Welcome to the second installment of Let's Learn Portraiture!  The previous installment was about Model Communication. For this installment, we will be tackling a topic for those photographers who enjoy taking portraits outdoors.

Portraiture with Natural Lighting


1.) Avoid Direct Sunlight


While it can really bring out the color of the eyes and make them pop, having your model stare into the sun should never be on the agenda. Not only is it exceedingly uncomfortable for your model, but it casts very harsh shadows. In most cases, you want to position your model with the sun behind them, or to the side.This will illuminate the hair and offer a nice glow. The issue then is that the subject's face may be too dark (underexposed). To solve this, you can bounce some light back into their face with a reflector or flash, or you could make the photograph brighter (overexpose), by using a larger aperture (smaller number), a slower shutter speed (speed at which the shutter opens and closes), or a higher ISO (camera's sensitivity to light).

Many photographers when they're starting out make the mistake of placing their subject directly in the sun, because of how well lit the subject is - but the pain and discomfort they'll endure is not worth it.

2.) Watch Your Horizons


For those of us who do not have their camera mounted on a tripod, you may find yourself tilting your camera every which way as you explore various angles. Angles like those seen above are commonly referred to as 'dutch angles,' is a way to show motion, and is typically used to demonstrate uneasiness or tension in cinema. This is a stylistic choice, but the main thing to consider here is that more often than not, you want your horizons (the ocean in these examples) to be straight. Leaving them at a harsh angle as shown here can be very distracting in your portraits.

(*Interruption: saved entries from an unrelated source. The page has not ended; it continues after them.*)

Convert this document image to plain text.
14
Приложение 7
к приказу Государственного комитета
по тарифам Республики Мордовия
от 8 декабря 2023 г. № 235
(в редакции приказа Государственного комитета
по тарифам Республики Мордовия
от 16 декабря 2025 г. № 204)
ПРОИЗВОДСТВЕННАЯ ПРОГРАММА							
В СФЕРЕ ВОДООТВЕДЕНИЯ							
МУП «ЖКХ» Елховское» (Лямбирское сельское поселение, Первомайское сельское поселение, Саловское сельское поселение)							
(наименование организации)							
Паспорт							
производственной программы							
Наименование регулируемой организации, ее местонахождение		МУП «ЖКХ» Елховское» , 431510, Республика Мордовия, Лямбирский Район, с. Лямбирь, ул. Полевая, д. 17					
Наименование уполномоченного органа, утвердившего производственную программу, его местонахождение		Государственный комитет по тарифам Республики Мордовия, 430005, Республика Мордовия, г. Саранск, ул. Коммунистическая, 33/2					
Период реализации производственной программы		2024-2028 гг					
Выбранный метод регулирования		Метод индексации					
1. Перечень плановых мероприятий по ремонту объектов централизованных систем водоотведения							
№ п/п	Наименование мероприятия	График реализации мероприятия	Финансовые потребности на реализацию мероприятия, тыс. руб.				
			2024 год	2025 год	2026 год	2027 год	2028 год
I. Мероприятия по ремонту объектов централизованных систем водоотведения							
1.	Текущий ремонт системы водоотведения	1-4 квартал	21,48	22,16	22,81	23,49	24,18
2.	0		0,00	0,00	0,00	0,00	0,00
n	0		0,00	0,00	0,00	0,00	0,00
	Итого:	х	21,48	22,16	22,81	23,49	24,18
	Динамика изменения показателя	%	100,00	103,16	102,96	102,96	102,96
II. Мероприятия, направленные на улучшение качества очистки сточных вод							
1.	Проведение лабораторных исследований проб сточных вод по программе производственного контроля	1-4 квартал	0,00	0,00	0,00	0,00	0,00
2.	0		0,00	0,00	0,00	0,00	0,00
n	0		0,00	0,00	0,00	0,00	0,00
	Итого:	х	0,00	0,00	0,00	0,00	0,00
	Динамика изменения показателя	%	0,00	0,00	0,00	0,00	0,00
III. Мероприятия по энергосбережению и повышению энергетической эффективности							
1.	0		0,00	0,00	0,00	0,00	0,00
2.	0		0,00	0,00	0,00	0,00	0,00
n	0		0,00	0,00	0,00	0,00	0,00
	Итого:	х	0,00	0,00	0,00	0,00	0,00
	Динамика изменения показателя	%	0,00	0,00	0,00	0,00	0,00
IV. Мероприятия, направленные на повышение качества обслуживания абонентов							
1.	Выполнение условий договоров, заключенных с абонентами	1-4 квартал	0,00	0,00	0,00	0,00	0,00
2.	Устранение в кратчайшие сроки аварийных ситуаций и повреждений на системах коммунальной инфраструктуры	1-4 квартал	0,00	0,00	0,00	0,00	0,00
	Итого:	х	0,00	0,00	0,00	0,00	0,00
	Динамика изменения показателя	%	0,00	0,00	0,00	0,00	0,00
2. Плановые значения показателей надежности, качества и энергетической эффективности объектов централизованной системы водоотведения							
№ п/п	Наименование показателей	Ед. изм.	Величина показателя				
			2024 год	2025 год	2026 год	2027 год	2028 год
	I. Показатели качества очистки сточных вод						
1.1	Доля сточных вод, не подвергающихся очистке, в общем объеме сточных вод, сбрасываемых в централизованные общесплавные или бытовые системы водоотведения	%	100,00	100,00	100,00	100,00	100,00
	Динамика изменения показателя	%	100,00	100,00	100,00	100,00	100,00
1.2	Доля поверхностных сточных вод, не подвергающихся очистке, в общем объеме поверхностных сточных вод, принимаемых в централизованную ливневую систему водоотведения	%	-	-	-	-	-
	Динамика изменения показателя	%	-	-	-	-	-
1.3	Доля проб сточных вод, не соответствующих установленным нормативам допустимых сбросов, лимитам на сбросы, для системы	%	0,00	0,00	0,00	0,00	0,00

3.) Watch for Highlights & Shadows


When shooting outdoors, especially in harsher lighting, you run the risk of casting shadows or highlights on your subject's face. In this example, the model's hair is casting these shadows. To solve this, you'll want to position your model away from the source of light, so simply having them turn or moving them to a different location can fix this. Bouncing some light into their face with a reflector or flash can also help neutralize shadows and highlights.

4.) Seek Shade


On many occasions, portraits shot in harsh lighting will not be as flattering as those shot in the shade. As demonstrated here, the portrait on the left has much truer colors, more detail, and softer lighting that is overall very flattering. On the right side, the colors are more exaggerated and warm, and many of the details are washed out such as the model's make-up and facial features. Not only will being in a shaded area improve the photograph, but it will also make it much easier to compose and review your photographs without the harsh sunlight limiting visibility through the viewfinder.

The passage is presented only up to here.